I hope this article is not an attempt to return to a knowledge-based curriculum. Of course knowledge is important but it has never been more easily acquired. The use of knowledge is just as important, skills in literacy, numeracy and practice are the bedrock of learning. My in-school experience as a teacher and a headteacher has been principally in schools is socially challenged areas where there is often not a rich background of literacy and oracy, if we don’t nurture that in school, pupils in such areas become further disadvantaged.
This article states that “knowledge must be taught”
Correction – “knowledge must be gained (learned)”
When I was a teacher the distinction between teaching and learning was an important one already. As a home educating family of three children living under a child led learning philosophy… Well, it becomes so obvious that the original statement jars and sounds incredibly arrogant I’m afraid. I assume the best of intentions and understand the attitude particularly in a school context. I’m not your normal audience!
Enjoyed the content, agree with the danger of splitting out yet another subject. The impact and issues around the subjectification of knowledge are well documented.
I think the danger is in seeing oracy (or perhaps better if we use e.g. Robin Alexander’s ‘dialogic learning’, which is the sense of oracy that the Oracy Education Commission (OEC) are clearly intending) as ‘one of a four’, as opposed to the fundamental foundation, on which all the others are built.
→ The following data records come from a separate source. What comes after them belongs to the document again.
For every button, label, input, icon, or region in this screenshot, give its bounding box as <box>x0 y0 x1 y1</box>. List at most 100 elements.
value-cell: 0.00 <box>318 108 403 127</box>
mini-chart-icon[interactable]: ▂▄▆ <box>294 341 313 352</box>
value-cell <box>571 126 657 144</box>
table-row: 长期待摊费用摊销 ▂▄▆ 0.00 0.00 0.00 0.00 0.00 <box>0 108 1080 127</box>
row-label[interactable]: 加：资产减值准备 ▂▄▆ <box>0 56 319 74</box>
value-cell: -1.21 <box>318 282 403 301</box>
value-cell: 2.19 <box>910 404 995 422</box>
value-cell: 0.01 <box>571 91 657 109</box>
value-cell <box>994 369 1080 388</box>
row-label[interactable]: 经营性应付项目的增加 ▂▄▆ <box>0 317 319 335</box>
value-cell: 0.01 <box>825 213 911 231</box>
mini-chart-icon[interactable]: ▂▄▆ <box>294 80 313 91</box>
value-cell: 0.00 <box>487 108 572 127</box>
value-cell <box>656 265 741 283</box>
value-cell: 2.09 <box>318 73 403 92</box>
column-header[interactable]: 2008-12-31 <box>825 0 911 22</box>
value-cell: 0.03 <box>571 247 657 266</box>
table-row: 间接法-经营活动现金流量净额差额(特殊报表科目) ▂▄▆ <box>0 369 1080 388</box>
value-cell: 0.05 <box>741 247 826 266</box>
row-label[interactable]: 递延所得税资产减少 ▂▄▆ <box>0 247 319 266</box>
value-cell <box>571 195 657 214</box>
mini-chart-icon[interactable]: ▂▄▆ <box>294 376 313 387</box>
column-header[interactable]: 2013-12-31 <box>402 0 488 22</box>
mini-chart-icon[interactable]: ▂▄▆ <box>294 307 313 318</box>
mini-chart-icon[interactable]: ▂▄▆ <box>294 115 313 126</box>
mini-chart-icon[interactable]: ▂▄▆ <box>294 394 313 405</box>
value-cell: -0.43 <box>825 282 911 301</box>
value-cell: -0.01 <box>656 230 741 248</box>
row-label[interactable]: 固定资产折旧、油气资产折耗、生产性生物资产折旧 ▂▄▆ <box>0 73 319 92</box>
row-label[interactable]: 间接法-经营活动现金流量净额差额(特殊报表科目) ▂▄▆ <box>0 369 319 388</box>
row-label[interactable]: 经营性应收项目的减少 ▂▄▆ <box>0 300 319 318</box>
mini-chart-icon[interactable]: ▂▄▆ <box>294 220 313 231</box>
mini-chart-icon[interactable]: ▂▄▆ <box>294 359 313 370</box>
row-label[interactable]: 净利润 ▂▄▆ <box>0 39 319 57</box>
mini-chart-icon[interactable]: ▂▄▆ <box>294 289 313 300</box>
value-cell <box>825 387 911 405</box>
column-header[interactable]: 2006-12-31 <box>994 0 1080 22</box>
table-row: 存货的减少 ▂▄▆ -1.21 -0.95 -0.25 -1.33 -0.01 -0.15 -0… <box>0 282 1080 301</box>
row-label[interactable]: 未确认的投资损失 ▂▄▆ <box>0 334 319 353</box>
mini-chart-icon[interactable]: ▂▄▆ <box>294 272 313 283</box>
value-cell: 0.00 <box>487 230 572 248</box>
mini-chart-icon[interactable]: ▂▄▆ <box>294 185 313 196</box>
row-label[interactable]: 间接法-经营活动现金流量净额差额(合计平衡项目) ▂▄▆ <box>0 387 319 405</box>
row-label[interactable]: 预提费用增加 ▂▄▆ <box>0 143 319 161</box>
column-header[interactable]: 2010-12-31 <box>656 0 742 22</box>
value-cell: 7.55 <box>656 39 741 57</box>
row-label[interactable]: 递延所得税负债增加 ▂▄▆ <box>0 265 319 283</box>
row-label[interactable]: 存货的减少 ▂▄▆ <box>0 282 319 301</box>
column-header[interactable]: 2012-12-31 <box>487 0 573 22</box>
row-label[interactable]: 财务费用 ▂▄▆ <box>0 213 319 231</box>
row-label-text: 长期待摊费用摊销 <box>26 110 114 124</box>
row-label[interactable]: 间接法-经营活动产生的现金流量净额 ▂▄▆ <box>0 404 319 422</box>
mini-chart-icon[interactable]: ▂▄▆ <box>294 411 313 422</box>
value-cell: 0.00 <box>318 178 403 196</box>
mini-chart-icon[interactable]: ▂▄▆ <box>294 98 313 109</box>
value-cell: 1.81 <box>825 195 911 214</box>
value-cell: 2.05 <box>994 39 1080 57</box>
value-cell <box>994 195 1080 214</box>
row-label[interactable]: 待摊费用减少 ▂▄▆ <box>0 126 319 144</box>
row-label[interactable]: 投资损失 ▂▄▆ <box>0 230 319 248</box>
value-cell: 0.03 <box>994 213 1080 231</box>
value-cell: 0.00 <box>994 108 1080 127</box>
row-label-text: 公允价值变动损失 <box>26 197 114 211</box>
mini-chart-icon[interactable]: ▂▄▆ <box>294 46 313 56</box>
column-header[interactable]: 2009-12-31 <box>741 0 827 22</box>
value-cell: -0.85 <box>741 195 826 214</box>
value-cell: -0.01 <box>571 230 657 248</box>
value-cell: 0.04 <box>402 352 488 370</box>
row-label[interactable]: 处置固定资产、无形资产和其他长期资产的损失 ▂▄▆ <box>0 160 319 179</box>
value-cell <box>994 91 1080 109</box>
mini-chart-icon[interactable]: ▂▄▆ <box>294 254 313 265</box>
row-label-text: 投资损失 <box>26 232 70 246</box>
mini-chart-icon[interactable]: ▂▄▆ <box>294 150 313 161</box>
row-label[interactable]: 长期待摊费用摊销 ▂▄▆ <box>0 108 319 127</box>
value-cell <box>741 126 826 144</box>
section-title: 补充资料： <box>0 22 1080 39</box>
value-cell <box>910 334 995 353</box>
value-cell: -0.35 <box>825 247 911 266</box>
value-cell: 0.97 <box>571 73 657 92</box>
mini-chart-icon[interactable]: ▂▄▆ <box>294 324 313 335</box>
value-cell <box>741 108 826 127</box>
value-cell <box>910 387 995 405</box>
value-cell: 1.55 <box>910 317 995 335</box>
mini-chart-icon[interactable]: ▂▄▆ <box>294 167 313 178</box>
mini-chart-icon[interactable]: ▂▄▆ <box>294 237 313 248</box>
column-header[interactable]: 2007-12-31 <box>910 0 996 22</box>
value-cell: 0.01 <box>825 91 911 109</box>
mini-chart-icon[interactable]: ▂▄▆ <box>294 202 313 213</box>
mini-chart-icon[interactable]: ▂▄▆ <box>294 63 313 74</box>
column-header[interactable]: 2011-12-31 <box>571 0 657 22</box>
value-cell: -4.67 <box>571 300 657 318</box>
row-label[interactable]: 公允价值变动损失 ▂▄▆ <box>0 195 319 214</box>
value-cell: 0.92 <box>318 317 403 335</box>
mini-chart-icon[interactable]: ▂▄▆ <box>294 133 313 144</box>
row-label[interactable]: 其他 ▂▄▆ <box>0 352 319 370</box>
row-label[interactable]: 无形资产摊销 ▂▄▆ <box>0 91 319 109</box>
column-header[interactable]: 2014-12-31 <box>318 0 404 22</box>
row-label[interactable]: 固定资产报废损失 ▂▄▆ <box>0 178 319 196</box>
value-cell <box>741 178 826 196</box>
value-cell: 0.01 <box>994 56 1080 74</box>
Oracy as ‘learning to talk and learning through talking’ is, in fact, how we all develop knowledge and understanding of everything. It is not ‘another subject’ or something that could be developed ‘at the expense’ of literacy; it encompasses all subjects (each with its own ground rules and expectations for talk – or, disciplinary oracy) and enriches (disciplinary) literacy and (disciplinary) thinking in each of them. The renewed focus on oracy as a tool to address the shadow of disadvantage is welcome but its focus in the curriculum has been long overdue and should be threaded all the way through every domain and topic (rather than being a lonely ‘Speaking and listening’ paragraph somewhere near the start of each subject’s programme of study).
While we are on the topic, arithmetic (notionally, the third of the original ‘Rs’) does not belong with oracy, reading or writing. As John Hodgson states in the first comment above, reading, writing and oracy are ‘ways of learning’; ‘rithmetic is not. Arithmetic and mathematics are often (wrongly) conflated and were used interchangeably in the OEC’s report but even if mathematics is meant, it still does not belong with reading, writing and oracy. If anything does, it is reasoning (an actual ‘R’!), which is indeed a way of learning, and, like reading and writing, is also underpinned by oracy.
Mathematical reasoning is a specific, disciplinary type of reasoning (just as mathematics is a specific discipline, not a ‘way of learning’) but the very reason mathematics was so valued in ancient times and has persisted as a core subject, is that these mathematical ways of thinking are fruitful in making sense of ideas (so learning!), in solving problems and in verifying and justifying the solutions to those problems.
So let’s make oracy the one ‘O’ that underpins and enhances the (correct) three ‘Rs’!